Thursday 26th 2026 on 08:00 in  
border security, drones, lithuania

Lithuania cannot realistically maintain a constant high-level military presence along its borders in peacetime, despite recent drone incursions, presidential national security advisor Deividas Matulionis told LRT Radio on Thursday.

His comments follow three separate drone crashes in the Baltic states this week—one in Lithuania’s Varėna district and two others in Latvian and Estonian airspace. Authorities confirmed all three were Ukrainian drones that veered off course during operations targeting Russia.

Matulionis acknowledged that with Lithuania sharing a 700 km border with Belarus and a 200 km border with Russia, “such accidental overflights may occur and could have consequences.” However, he called expectations of sustained troop deployments along the entire frontier “unrealistic.”

The advisor emphasised that Lithuania’s core challenge remains limited detection capabilities, though efforts are underway to address gaps.

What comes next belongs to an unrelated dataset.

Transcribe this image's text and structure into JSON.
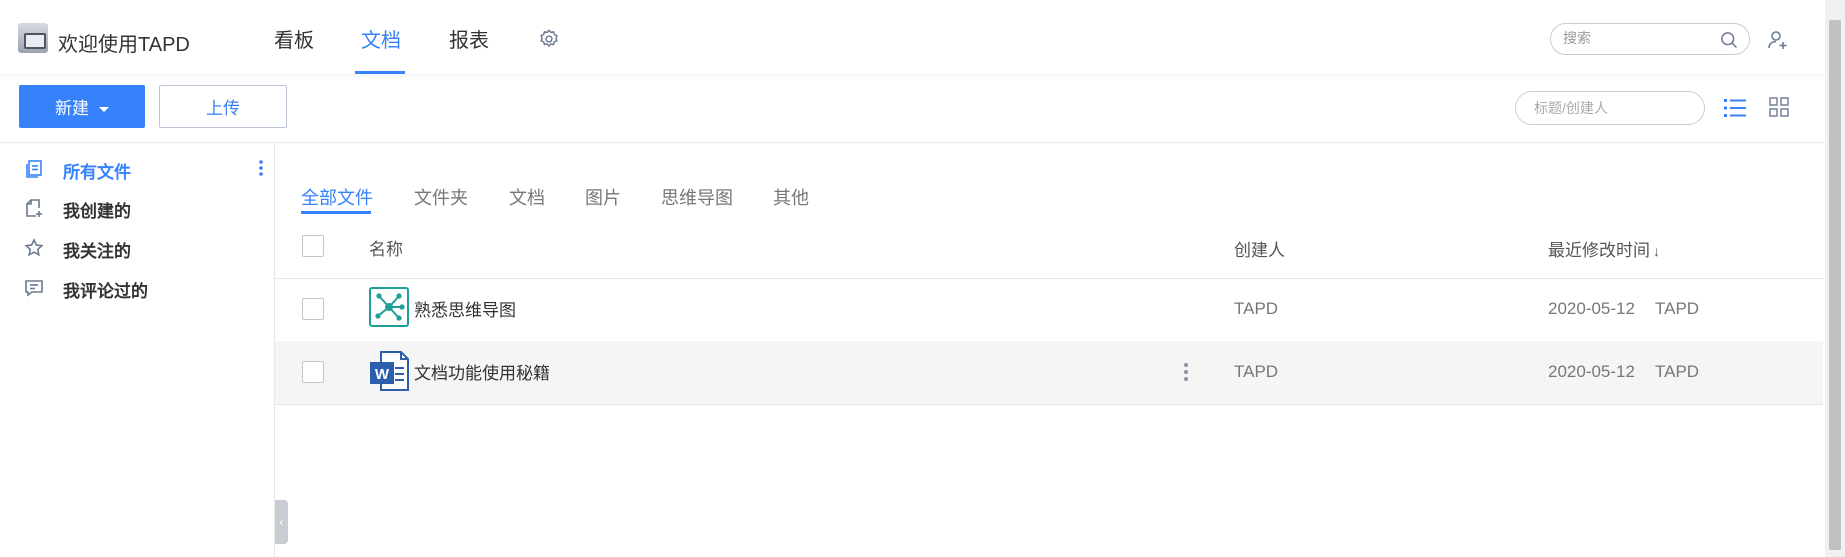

The Ministry of National Defence has procured low-altitude radars—scheduled for delivery between 2026 and 2028—and plans to establish a full detection ecosystem by 2030, backed by a €500 million allocation approved last year.

“There are also so-called sonar detection tools that the military has begun testing to complement radars, and we do have neutralisation measures,” Matulionis noted.

The drone recovered in Varėna district crashed into Lake Lavyso early Monday, posing no threat to residents. Latvian and Estonian officials reported their respective incursions occurred overnight Tuesday.